Jacob struggled with that type of instruction and withdrew deeper into himself and refused to speak with anyone. But his mother noticed that when he was not in therapy, he did “spectacular things” on his own.
She told the BBC that Jacob was able to create maps all over our floor using Q-tips, asserting that they would be maps of places they visited and he would memorize every street.
One day, his mother took him stargazing, a few months later when he was just 3-1/2 years old, they visited a planetarium where a professor was giving a lecture and whenever the teacher asked questions, his hand shot up and he was able to answer questions — easily understanding complicated theories about physics and the movement of planets.

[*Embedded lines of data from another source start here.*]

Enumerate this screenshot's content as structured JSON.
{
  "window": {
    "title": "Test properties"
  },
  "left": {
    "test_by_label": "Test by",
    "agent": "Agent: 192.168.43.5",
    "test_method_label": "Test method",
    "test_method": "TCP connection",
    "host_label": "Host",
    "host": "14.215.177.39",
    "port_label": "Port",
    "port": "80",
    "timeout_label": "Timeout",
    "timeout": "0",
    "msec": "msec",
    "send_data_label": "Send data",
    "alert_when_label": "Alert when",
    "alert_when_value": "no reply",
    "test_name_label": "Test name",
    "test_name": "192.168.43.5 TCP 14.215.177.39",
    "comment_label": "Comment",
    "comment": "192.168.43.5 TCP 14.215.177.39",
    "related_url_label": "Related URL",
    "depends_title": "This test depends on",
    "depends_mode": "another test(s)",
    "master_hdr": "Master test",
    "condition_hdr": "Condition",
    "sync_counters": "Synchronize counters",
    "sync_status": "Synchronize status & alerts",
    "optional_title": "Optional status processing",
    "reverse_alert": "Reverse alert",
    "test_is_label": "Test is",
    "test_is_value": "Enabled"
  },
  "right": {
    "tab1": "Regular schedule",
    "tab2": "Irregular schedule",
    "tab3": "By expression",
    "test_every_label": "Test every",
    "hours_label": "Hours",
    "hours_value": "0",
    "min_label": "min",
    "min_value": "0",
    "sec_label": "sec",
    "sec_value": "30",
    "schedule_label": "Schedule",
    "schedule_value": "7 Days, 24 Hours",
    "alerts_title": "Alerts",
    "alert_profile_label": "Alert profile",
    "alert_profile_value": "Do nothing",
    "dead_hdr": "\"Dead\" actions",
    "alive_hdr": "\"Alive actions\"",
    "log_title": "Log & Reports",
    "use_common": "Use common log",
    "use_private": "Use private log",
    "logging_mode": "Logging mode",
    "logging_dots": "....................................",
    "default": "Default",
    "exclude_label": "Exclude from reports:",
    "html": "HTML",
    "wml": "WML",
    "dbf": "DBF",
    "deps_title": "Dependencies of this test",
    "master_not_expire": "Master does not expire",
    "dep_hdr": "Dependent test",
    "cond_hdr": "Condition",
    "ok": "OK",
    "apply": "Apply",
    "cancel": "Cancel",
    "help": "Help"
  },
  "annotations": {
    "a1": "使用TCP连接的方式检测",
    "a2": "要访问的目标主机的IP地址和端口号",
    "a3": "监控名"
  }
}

Kristine realized that her son might need something that the standard special education curriculum just wasn’t giving him, so the Hamilton County mom, a nursery school teacher, decided to take her son out of school and prepare him for mainstream kindergarten herself and he thrived.
By the time he was 11 years old, he was ready for college and is now studying condensed matter physics at the Indiana University-Purdue University in Indianapolis, the New York Daily News reported.
He has been working on his own theory of relativity and astrophysics Professor Scott Tremaine wrote to the family in an email that the theory Jacob was working on involves several of the toughest problems in astrophysics and theoretical physics and anyone who solves these will be in line for a Nobel Prize.